We also must ask how challenging, especially dangerous, are the “not very desirable” areas? Iraq? Afghanistan? Somalia? A jungle infested with disease-bearing mosquitoes? Make sure you provide appropriate pre-travel medical exams and immunizations, and adopt some of the safety and security practices companies used for longer-term international assignees in hardship and danger locations. This includes local safety and security plans, well thought out and established emergency evacuation plans and ensuring that death and disability insurance benefits are not voided by “war risk waiver” clauses in the insurance contracts. This latter issue can easily be addressed through contact riders but, if not addressed proactively, can lead to extensive financial pain for the employer, especially given laws pertaining to the “duty of reasonable care”. Woe unto those companies that have not established the mechanisms to track their employees’ whereabouts and deal effectively and quickly with emergencies. Check out Mariana’s posting for some tips on extreme hardship assignments.
Our friends at International SOS Assistance are about to publish a research paper on employers’ legal “duty of care” that our readers should find of interest.
Something the person who raised the question didn’t mention – but we will – are global requirements for work permits, visas and tax compliance.
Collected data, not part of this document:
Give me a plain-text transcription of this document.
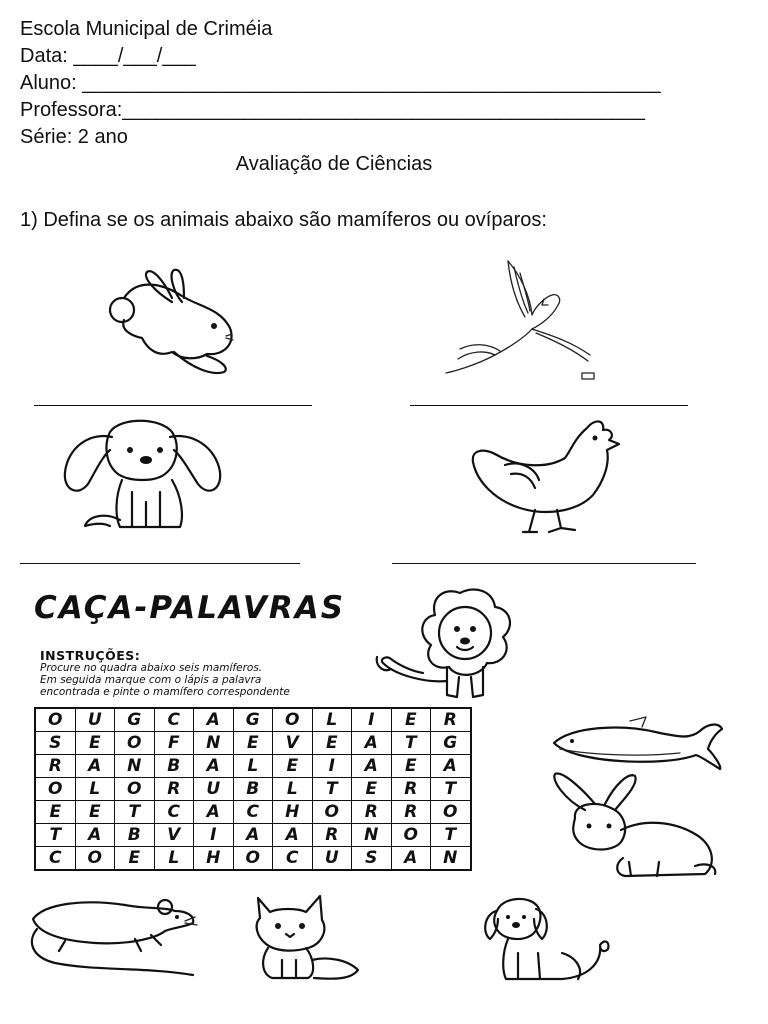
Escola Municipal de Criméia
Data: ____/___/___
Aluno: ____________________________________________________
Professora:_______________________________________________
Série: 2 ano
Avaliação de Ciências
1) Defina se os animais abaixo são mamíferos ou ovíparos:
CAÇA-PALAVRAS
INSTRUÇÕES:
Procure no quadra abaixo seis mamíferos.
Em seguida marque com o lápis a palavra
encontrada e pinte o mamífero correspondente
O	U	G	C	A	G	O	L	I	E	R
S	E	O	F	N	E	V	E	A	T	G
R	A	N	B	A	L	E	I	A	E	A
O	L	O	R	U	B	L	T	E	R	T
E	E	T	C	A	C	H	O	R	R	O
T	A	B	V	I	A	A	R	N	O	T
C	O	E	L	H	O	C	U	S	A	N
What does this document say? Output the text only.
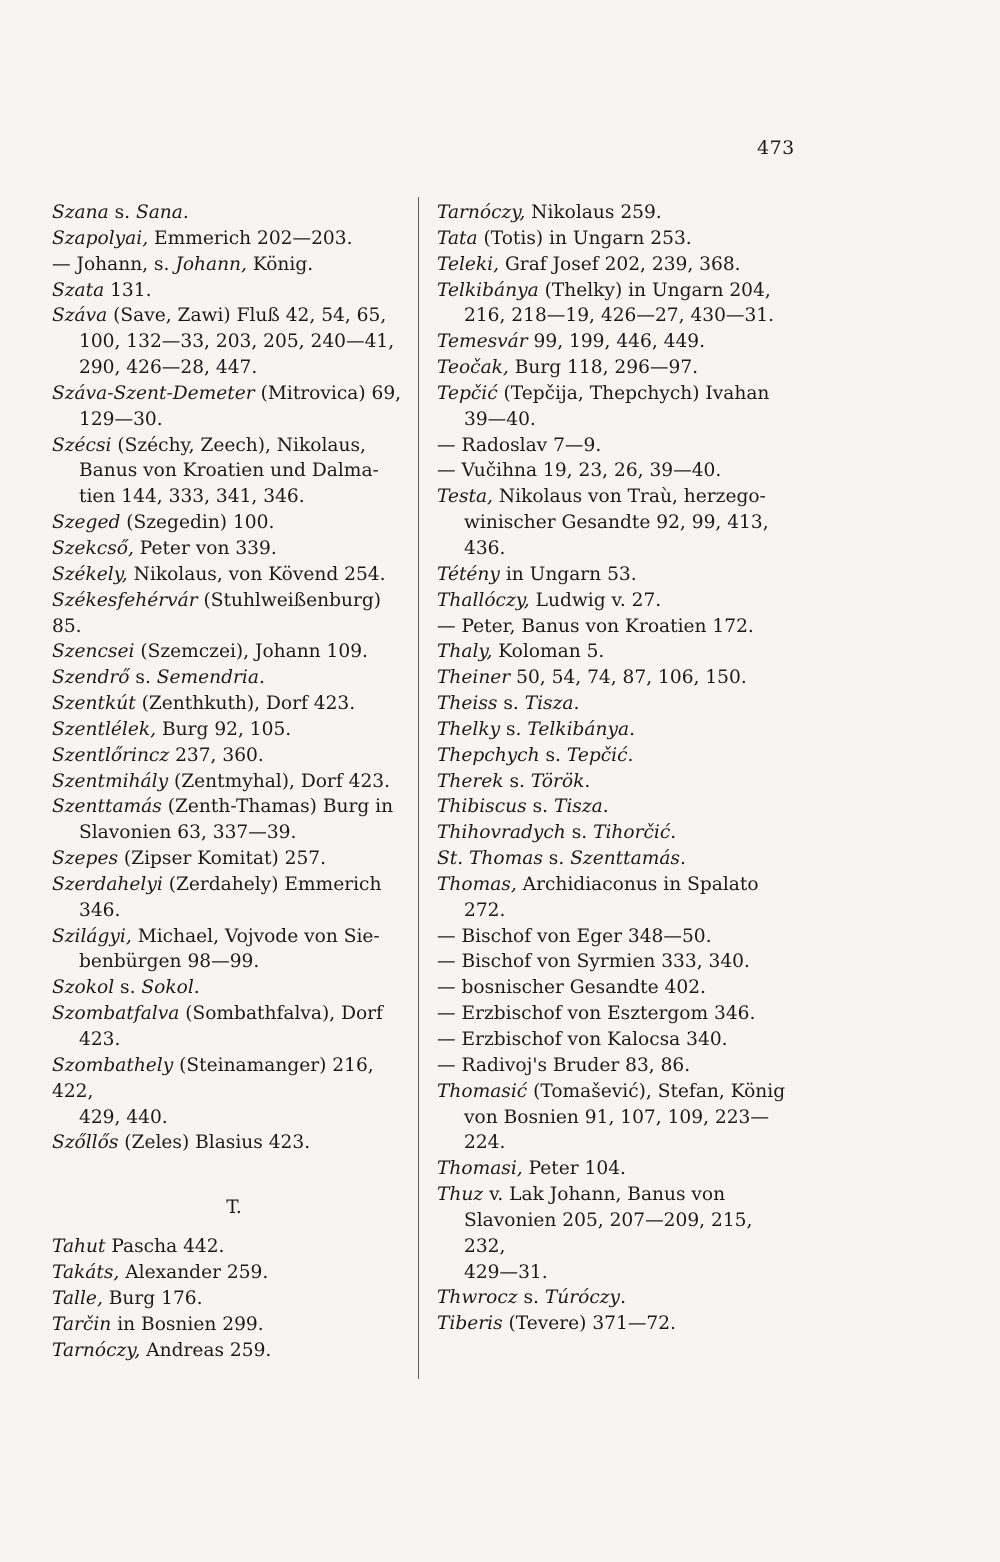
473
Szana s. Sana.
Szapolyai, Emmerich 202—203.
— Johann, s. Johann, König.
Szata 131.
Száva (Save, Zawi) Fluß 42, 54, 65,
100, 132—33, 203, 205, 240—41,
290, 426—28, 447.
Száva-Szent-Demeter (Mitrovica) 69,
129—30.
Szécsi (Széchy, Zeech), Nikolaus,
Banus von Kroatien und Dalma-
tien 144, 333, 341, 346.
Szeged (Szegedin) 100.
Szekcső, Peter von 339.
Székely, Nikolaus, von Kövend 254.
Székesfehérvár (Stuhlweißenburg) 85.
Szencsei (Szemczei), Johann 109.
Szendrő s. Semendria.
Szentkút (Zenthkuth), Dorf 423.
Szentlélek, Burg 92, 105.
Szentlőrincz 237, 360.
Szentmihály (Zentmyhal), Dorf 423.
Szenttamás (Zenth-Thamas) Burg in
Slavonien 63, 337—39.
Szepes (Zipser Komitat) 257.
Szerdahelyi (Zerdahely) Emmerich
346.
Szilágyi, Michael, Vojvode von Sie-
benbürgen 98—99.
Szokol s. Sokol.
Szombatfalva (Sombathfalva), Dorf
423.
Szombathely (Steinamanger) 216, 422,
429, 440.
Szőllős (Zeles) Blasius 423.
T.
Tahut Pascha 442.
Takáts, Alexander 259.
Talle, Burg 176.
Tarčin in Bosnien 299.
Tarnóczy, Andreas 259.
Tarnóczy, Nikolaus 259.
Tata (Totis) in Ungarn 253.
Teleki, Graf Josef 202, 239, 368.
Telkibánya (Thelky) in Ungarn 204,
216, 218—19, 426—27, 430—31.
Temesvár 99, 199, 446, 449.
Teočak, Burg 118, 296—97.
Tepčić (Tepčija, Thepchych) Ivahan
39—40.
— Radoslav 7—9.
— Vučihna 19, 23, 26, 39—40.
Testa, Nikolaus von Traù, herzego-
winischer Gesandte 92, 99, 413,
436.
Tétény in Ungarn 53.
Thallóczy, Ludwig v. 27.
— Peter, Banus von Kroatien 172.
Thaly, Koloman 5.
Theiner 50, 54, 74, 87, 106, 150.
Theiss s. Tisza.
Thelky s. Telkibánya.
Thepchych s. Tepčić.
Therek s. Török.
Thibiscus s. Tisza.
Thihovradych s. Tihorčić.
St. Thomas s. Szenttamás.
Thomas, Archidiaconus in Spalato
272.
— Bischof von Eger 348—50.
— Bischof von Syrmien 333, 340.
— bosnischer Gesandte 402.
— Erzbischof von Esztergom 346.
— Erzbischof von Kalocsa 340.
— Radivoj's Bruder 83, 86.
Thomasić (Tomašević), Stefan, König
von Bosnien 91, 107, 109, 223—
224.
Thomasi, Peter 104.
Thuz v. Lak Johann, Banus von
Slavonien 205, 207—209, 215, 232,
429—31.
Thwrocz s. Túróczy.
Tiberis (Tevere) 371—72.
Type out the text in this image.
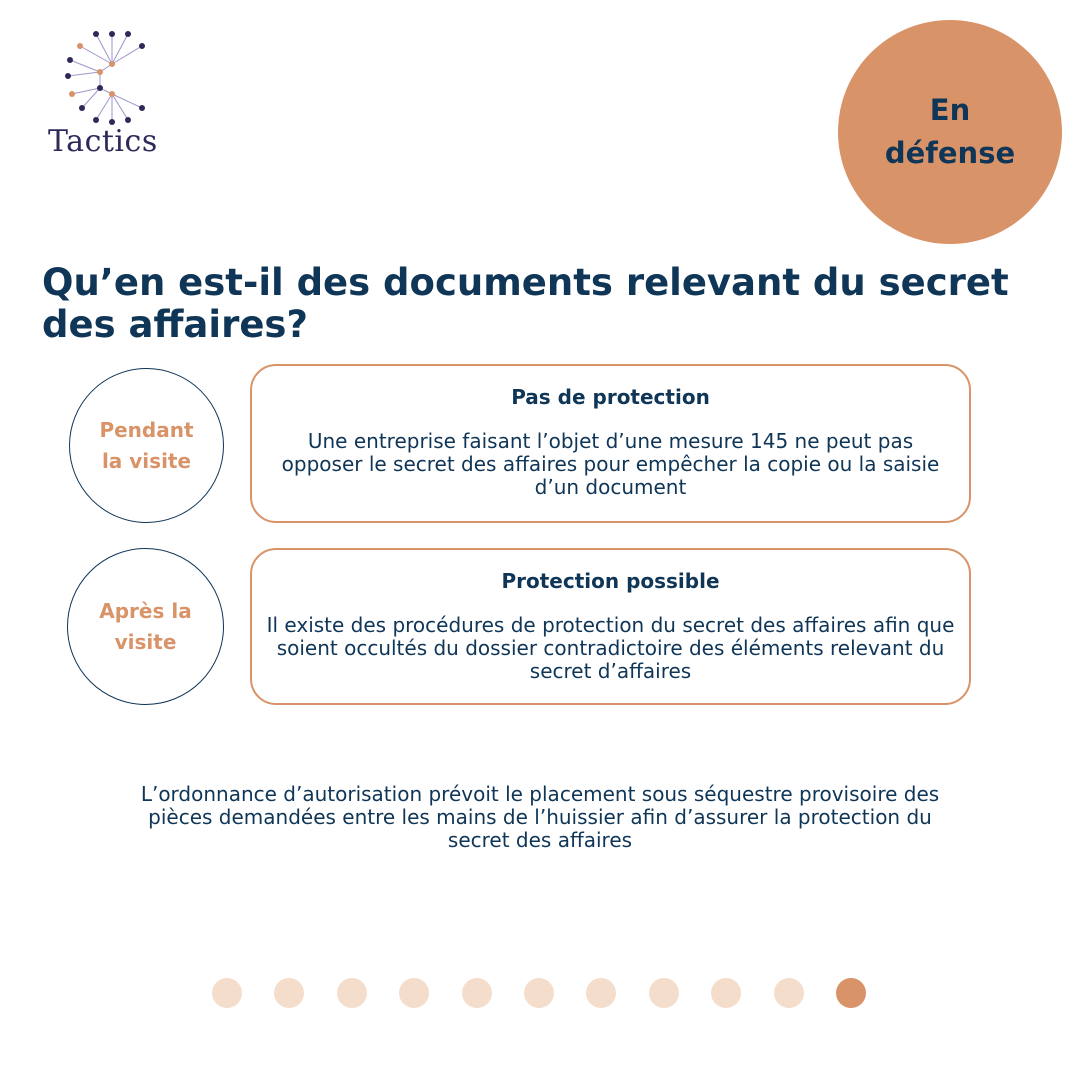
Tactics
En
défense
Qu’en est-il des documents relevant du secret des affaires?
Pendant la visite
Pas de protection
Une entreprise faisant l’objet d’une mesure 145 ne peut pas opposer le secret des affaires pour empêcher la copie ou la saisie d’un document
Après la visite
Protection possible
Il existe des procédures de protection du secret des affaires afin que soient occultés du dossier contradictoire des éléments relevant du secret d’affaires
L’ordonnance d’autorisation prévoit le placement sous séquestre provisoire des pièces demandées entre les mains de l’huissier afin d’assurer la protection du secret des affaires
Often, even those on relatively brief field support trips to other countries are deemed by local governments to be performing “productive work” in those countries. This can, and often does, require a work permit. A company is well advised to consult with appropriate immigration counsel to ensure that its employees have the proper clearance to carry out their duties in each country. This is not about the amount of time the employee might spend working in country; it is all about what he/she will be doing while in country.
As to taxes, members of management have often heard about the so-called “183 day rule” and simplistically believe that so long as the employee works in a given country for less than 183 days, he/she will not be liable for local income or social insurance taxes in the assignment country. This is not necessarily the case and depends upon a number of key factors. We recommend reading our contributing editor Claudia Howe’s excellent commentary on this issue.
So, at the end of the day, how do we respond to the question of “How do we incentivize our staff to keep traveling”? We’d say, give your horses rest, treat them with dignity, recognize that their families bear a burden too, and provide them with fresh oats.
Otherwise, my dear old grandfather just might come back to haunt you!